Ya no tengo esas cosas, ni la ropa ni el pelo. Me pregunto qué ocurrió con nuestras pertenencias. Saqueadas, tiradas y arrancadas. Confiscadas.

He aprendido a arreglármelas sin un montón de cosas. Si tienes demasiadas cosas, decía Tía Lydia, te aferras demasiado al mundo material y olvidas los valores espirituales. Bienaventurados los humildes. No agregó nada acerca de que heredarían la tierra.

Sigo tendida, con el agua chocando suavemente contra mi cuerpo, junto a un cajón abierto que no existe, y pienso en una niña que no murió cuando tenía cinco años; que aún existe, espero, aunque no para mí. ¿Existo yo para ella? ¿Soy una imagen en tinieblas en lo más recóndito de su mente?

Ellos debieron de contarle que yo estaba muerta. Eso es lo que debieron de hacer. Seguramente pensaron que de ese modo a ella le resultaría más fácil adaptarse.

Ahora debe tener ocho años. He llenado el tiempo que perdí, sé todo lo que ha ocurrido. Ellos tenían razón, es más fácil pensar que ella está muerta. Así no tengo que abrigar esperanzas, ni hacer un esfuerzo inútil. ¿Por qué darse la cabeza contra la pared?, decía Tía Lydia. A veces tenía una manera muy gráfica de decir las cosas.

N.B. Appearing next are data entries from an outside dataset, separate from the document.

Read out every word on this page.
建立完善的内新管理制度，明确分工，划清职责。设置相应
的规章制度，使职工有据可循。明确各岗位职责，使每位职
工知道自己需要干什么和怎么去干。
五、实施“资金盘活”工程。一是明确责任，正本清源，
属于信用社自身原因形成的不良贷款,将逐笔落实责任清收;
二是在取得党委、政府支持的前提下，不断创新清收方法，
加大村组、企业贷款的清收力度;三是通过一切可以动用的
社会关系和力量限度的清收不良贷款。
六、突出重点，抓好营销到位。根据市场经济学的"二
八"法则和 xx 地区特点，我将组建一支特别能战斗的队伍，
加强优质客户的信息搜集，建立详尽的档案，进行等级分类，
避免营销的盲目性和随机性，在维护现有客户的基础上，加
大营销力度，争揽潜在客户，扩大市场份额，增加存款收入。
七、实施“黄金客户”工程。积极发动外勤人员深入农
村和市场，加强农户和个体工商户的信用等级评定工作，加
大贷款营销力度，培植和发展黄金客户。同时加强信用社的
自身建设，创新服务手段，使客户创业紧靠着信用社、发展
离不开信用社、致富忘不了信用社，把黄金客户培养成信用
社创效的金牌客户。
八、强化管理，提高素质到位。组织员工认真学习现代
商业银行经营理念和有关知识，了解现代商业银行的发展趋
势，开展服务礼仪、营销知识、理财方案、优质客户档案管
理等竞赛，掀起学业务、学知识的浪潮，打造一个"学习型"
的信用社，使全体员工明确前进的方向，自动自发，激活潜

– No tengo todo el día -dice Cora, al otro lado de la puerta. Es verdad, no tiene todo el día. No tiene todo de nada. No debo robarle su tiempo. Me enjabono, me paso el cepillo de cerdas cortas y la piedra pómez para eliminar la piel muerta. Estos accesorios típicamente puritanos te los proporcionan. Me gustaría estar absolutamente limpia, libre de gérmenes y bacterias, como la superficie de la luna. No podré lavarme esta noche, ni más tarde, ni en todo el día. Ellos dicen que es perjudicial, así que, ¿para qué correr riesgos?